Terracotta Army Exhibit Opens at Cincinnati Art Museum under Increased Security

Action follows a bizarre incident in Philadelphia, where a visitor to a museum exhibit broke off a warrior's thumb

click to enlarge China Daily writer Zhang Ruinan at Cincinnati's Terracotta Army exhibit - Photo: Provided
Photo: Provided
China Daily writer Zhang Ruinan at Cincinnati's Terracotta Army exhibit

One of the guests at Thursday's media/members preview of Cincinnati Art Museum's Terracotta Army: Legacy of the First Emperor of China exhibit — which opens to the public today and is up through Aug. 12 — was China Daily reporter Zhang Ruinan, who is from Beijing but based out of New York.

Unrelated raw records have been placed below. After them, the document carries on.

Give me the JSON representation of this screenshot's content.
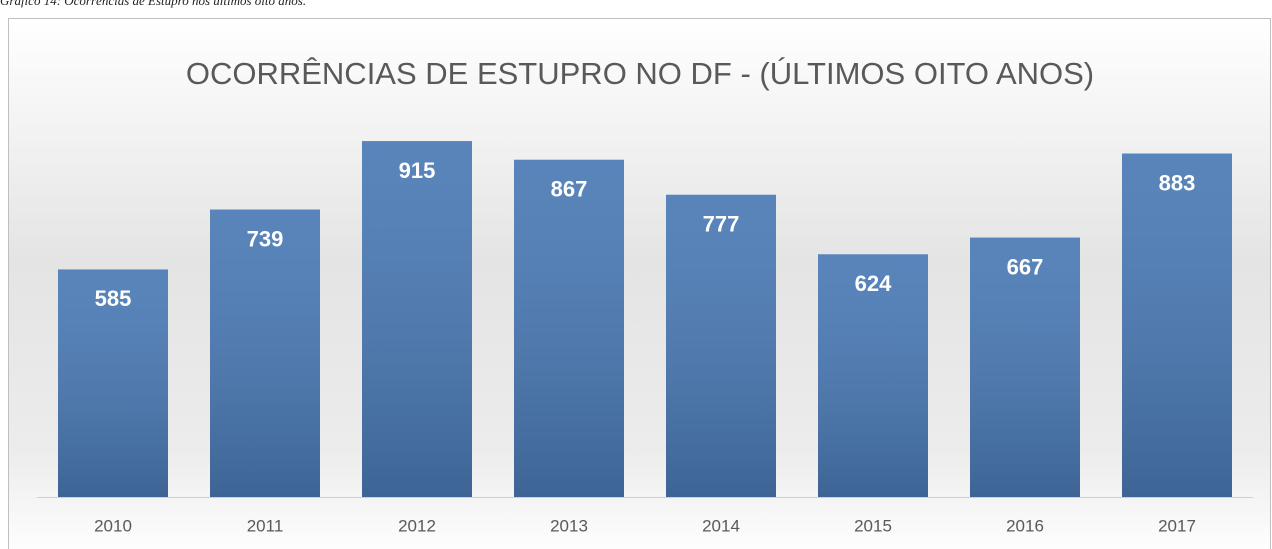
{
  "caption": "Gráfico 14: Ocorrências de Estupro nos últimos oito anos.",
  "chart_data": {
    "type": "bar",
    "title": "OCORRÊNCIAS DE ESTUPRO NO DF - (ÚLTIMOS OITO ANOS)",
    "categories": [
      "2010",
      "2011",
      "2012",
      "2013",
      "2014",
      "2015",
      "2016",
      "2017"
    ],
    "values": [
      585,
      739,
      915,
      867,
      777,
      624,
      667,
      883
    ],
    "color": "#4a7ab5",
    "ylim": [
      0,
      1000
    ],
    "data_labels": true
  }
}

She was here because the newspaper has just published her story about the exhibit. It turns out China is concerned because, at an exhibit of such warriors at Philadelphia's Franklin Institute in December, a man broke a finger off of one the priceless life-size statues to take as a souvenir. As a result, China requested increased security here, and the art museum has complied.

[More: Photos of Terracotta Army at the Cincinnati Art Museum]

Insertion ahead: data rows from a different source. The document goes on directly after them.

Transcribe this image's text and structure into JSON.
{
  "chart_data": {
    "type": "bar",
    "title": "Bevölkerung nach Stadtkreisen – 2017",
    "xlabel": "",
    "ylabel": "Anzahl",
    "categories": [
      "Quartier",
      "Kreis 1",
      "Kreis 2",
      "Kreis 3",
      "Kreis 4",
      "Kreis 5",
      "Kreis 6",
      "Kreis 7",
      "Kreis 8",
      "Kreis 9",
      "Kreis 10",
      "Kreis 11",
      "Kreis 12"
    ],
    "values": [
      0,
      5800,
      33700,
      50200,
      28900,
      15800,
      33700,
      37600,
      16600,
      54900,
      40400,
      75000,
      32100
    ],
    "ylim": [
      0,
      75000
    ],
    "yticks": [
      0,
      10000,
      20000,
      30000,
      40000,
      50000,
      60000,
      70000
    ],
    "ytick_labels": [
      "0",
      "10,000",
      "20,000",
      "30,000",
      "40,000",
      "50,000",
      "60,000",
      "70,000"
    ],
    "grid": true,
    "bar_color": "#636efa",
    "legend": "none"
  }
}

In the article, CAM director Cameron Kitchin says, "We have worked closely with Chinese cultural officials to assure the security of these artifacts. We also as an art museum have a very high standard for security and respect for objects on loan to the museum."

Qi Gaoquan, deputy director of the Bureau of Cultural Relics of China's Shaanxi province, traveled here for an inspection before the exhibition opens and told the newspaper, "After what happened in Philadelphia, the Cincinnati Art Museum and our staff have reached an agreement to take active actions in improving our security protocol and procedures to ensure the safety of our artifacts. All the actions we took this time are based on the lessons we drew from the incident that happened in Philadelphia. We've taken the strictest security measures to ensure a similar incident will never happen again."

The art museum says the thumb that was taken was returned when the FBI arrested the man in Philadelphia and the warrior will be repaired. But it is not one of the warriors at the art museum here — this exhibition is substantially different.